Example 1 The sulfonated polyaryletherketone obtained in Reference Example 1 was dissolved in N-methyl-2-pyrrolidone, methyl alcohol was added as an additive, the sulfonated polyaryletherketone concentration was 20% by weight, and methyl alcohol was 20% by weight. %, And N-methyl-2-pyrrolidone 60% by weight to obtain a film forming solution. This film-forming solution was cast on a glass plate to a thickness of 180 μm and immediately immersed in a 10 wt% NaCl aqueous solution at room temperature to obtain a film. Then, the obtained membrane was thoroughly washed with water. When this membrane was measured, the performance of this selectively permeable membrane was a sodium sulfate rejection of 56% and a permeation flux of 1.77 m ³ / m ² days.

Example 2 A selective permeable membrane was obtained in the same manner as in Example 1 except that the additive in the membrane forming solution was changed to that shown in Table 1.
The performance of this selectively permeable membrane is shown in Table 1.

Example 3 In Example 1, 50% by weight of hydrochloric acid was used as the coagulating solution of the film forming solution.
A selectively permeable membrane was obtained in the same manner as in Example 1 except that the aqueous solution was used. The performance of this selective permeable membrane was a sodium sulfate rejection of 10% and a permeation flux of 4.5 m ³ / m ² days.

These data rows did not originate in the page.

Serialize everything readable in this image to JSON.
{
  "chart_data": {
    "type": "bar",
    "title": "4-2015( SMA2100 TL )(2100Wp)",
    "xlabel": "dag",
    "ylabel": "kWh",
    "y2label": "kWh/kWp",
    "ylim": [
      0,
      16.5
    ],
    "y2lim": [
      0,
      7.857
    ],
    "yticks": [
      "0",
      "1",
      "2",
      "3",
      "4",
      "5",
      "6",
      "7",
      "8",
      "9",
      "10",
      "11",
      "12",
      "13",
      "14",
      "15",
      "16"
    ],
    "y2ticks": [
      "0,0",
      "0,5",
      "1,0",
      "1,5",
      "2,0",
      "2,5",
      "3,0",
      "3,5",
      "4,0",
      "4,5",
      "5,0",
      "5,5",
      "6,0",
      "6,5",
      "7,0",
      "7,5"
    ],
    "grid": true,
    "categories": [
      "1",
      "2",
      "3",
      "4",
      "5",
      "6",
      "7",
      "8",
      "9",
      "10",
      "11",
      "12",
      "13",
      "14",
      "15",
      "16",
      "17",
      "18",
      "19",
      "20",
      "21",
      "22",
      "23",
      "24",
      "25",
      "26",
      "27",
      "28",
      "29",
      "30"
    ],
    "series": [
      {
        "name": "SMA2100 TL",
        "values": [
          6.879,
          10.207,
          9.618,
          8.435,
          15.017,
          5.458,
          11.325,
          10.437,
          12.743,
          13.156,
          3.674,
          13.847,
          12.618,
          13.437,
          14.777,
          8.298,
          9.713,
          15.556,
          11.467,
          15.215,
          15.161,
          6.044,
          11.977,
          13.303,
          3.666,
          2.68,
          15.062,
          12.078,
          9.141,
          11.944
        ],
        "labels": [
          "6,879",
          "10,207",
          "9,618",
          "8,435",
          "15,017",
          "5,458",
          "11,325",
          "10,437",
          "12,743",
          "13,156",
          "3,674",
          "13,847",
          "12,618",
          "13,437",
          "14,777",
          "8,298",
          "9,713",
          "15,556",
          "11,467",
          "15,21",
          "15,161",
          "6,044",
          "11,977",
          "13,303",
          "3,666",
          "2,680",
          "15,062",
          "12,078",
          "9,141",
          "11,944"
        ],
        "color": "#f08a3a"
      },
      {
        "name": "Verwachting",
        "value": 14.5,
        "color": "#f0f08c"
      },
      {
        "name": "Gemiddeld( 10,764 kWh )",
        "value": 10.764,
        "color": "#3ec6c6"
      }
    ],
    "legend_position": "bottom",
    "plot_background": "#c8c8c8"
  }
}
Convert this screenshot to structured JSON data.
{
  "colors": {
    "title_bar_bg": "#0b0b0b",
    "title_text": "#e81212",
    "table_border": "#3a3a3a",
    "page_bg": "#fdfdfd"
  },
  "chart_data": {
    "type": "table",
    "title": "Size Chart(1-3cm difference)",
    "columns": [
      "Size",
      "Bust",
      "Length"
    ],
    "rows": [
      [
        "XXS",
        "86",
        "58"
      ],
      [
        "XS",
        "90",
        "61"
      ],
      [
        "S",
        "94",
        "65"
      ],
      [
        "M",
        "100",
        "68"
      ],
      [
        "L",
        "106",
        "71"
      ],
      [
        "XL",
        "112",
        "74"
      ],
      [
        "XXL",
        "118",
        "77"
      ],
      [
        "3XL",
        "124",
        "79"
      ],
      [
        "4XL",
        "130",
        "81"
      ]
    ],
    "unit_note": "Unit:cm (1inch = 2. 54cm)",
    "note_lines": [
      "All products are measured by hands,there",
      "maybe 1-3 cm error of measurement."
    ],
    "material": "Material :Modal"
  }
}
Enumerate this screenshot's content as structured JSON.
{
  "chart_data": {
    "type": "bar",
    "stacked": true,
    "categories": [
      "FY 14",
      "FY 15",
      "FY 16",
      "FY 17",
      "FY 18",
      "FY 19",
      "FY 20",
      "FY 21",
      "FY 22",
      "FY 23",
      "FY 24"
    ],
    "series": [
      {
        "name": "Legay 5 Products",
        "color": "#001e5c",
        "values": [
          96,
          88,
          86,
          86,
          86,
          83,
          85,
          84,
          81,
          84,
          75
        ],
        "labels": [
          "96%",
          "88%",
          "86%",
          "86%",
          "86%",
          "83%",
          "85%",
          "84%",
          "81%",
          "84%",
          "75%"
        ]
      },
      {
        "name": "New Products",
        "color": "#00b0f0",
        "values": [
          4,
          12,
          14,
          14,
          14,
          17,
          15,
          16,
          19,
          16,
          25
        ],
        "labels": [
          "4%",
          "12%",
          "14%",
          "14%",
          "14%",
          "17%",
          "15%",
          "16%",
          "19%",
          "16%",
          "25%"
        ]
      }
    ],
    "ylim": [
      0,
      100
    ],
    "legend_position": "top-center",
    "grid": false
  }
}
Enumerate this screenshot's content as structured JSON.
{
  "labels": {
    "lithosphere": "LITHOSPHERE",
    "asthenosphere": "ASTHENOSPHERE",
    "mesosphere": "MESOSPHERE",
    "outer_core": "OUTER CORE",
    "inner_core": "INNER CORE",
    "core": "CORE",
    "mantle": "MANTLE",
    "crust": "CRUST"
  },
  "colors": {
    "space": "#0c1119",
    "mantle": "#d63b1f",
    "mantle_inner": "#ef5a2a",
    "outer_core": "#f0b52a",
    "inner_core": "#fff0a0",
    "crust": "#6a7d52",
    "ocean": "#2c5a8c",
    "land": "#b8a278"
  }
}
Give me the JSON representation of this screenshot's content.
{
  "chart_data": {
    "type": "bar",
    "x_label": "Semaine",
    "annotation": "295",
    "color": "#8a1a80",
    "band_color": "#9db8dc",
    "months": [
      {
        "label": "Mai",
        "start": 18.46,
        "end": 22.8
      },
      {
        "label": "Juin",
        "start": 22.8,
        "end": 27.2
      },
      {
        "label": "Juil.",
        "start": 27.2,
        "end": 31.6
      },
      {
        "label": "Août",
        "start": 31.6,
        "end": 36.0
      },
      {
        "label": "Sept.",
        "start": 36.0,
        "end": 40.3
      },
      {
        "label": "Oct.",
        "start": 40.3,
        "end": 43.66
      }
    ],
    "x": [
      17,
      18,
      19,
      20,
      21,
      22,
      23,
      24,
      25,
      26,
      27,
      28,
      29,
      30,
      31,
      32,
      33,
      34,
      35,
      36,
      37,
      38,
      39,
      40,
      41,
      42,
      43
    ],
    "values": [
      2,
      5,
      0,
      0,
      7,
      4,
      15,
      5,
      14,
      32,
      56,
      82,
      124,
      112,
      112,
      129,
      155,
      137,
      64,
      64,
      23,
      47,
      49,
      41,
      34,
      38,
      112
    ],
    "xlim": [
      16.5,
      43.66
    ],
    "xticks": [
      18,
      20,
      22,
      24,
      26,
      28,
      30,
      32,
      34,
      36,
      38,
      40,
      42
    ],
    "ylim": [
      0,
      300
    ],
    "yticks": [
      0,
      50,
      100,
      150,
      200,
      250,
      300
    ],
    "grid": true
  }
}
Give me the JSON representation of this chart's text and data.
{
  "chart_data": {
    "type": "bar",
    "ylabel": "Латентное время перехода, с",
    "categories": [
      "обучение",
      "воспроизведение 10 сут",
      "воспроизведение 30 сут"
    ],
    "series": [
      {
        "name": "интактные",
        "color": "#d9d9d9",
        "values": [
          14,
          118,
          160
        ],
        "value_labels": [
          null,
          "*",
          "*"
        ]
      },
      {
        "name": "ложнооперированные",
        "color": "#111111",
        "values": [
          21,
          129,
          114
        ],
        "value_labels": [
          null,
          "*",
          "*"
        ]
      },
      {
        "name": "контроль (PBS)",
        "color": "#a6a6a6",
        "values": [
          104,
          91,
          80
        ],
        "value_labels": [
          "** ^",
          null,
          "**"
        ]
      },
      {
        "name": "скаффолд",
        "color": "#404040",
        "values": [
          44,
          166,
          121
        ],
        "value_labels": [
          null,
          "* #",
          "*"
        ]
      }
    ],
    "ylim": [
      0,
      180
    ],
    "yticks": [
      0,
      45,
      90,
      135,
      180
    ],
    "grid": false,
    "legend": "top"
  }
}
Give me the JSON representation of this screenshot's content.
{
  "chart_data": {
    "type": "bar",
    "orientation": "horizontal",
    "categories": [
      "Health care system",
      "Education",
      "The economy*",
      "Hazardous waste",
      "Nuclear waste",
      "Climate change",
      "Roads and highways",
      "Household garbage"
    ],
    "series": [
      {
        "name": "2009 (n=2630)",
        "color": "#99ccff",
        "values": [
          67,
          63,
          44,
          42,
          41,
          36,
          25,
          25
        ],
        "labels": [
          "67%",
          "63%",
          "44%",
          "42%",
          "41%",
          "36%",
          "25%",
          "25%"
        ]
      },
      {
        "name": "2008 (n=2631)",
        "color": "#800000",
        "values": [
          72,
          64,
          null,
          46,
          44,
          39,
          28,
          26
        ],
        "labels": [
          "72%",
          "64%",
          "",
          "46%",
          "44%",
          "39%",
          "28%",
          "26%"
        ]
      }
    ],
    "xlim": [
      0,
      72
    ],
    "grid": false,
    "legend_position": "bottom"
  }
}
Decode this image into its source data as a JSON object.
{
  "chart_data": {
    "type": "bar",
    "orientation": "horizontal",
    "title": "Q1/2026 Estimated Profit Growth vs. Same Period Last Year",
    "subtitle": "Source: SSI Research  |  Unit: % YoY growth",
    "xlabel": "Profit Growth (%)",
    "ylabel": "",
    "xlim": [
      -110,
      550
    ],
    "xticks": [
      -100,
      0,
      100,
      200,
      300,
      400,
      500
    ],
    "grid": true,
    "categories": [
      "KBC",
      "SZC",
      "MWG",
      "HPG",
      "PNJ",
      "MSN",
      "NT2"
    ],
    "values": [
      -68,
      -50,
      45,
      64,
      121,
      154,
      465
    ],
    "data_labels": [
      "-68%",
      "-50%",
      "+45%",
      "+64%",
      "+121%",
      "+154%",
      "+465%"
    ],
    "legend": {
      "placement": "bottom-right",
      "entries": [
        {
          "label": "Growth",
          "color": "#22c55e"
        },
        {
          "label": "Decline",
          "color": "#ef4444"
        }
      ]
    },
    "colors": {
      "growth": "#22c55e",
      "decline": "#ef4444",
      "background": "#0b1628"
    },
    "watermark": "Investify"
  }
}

Comparative Example Selectivity was the same as in Example 1 except that the film forming solution (20% by weight of sulfonated polyaryletherketone, 80% by weight of N-methyl-2-pyrrolidone) was prepared by removing the additives. A permeable membrane was obtained. The performance of this selective permeable membrane is that the rejection rate of sodium sulfate is 55% and the permeation flux is 0.7.
m ³ / m ² days, polyethylene glycol 20,000 inhibition rate 91
%, The permeation flow rate was 0.47 m ³ / m ² days.

 ─────────────────────────────────────────────────── ─── Continuation of the front page (72) Inventor Katsumori Nagura 1-2-1 Shimohozumi, Ibaraki City, Osaka Prefecture Yasuyuki Yamada Examiner, Nitto Denko Corporation (56) Reference JP-A-63-248409 (JP, A) ) JP-A-61-222503 (JP, A) JP-A-61-222508 (JP, A)

Claims (1)

[Claims] 1. Repeating unit A Consisting of a hydrophilic polymer obtained by sulfonation of a polyaryletherketone represented by, an aprotic polar organic solvent, and at least one additive selected from monohydric alcohols, carboxylic acid esters and ketones. A method for producing a selective permeable membrane, which comprises coagulating a membrane forming solution with water, an inorganic salt aqueous solution or an inorganic acid aqueous solution.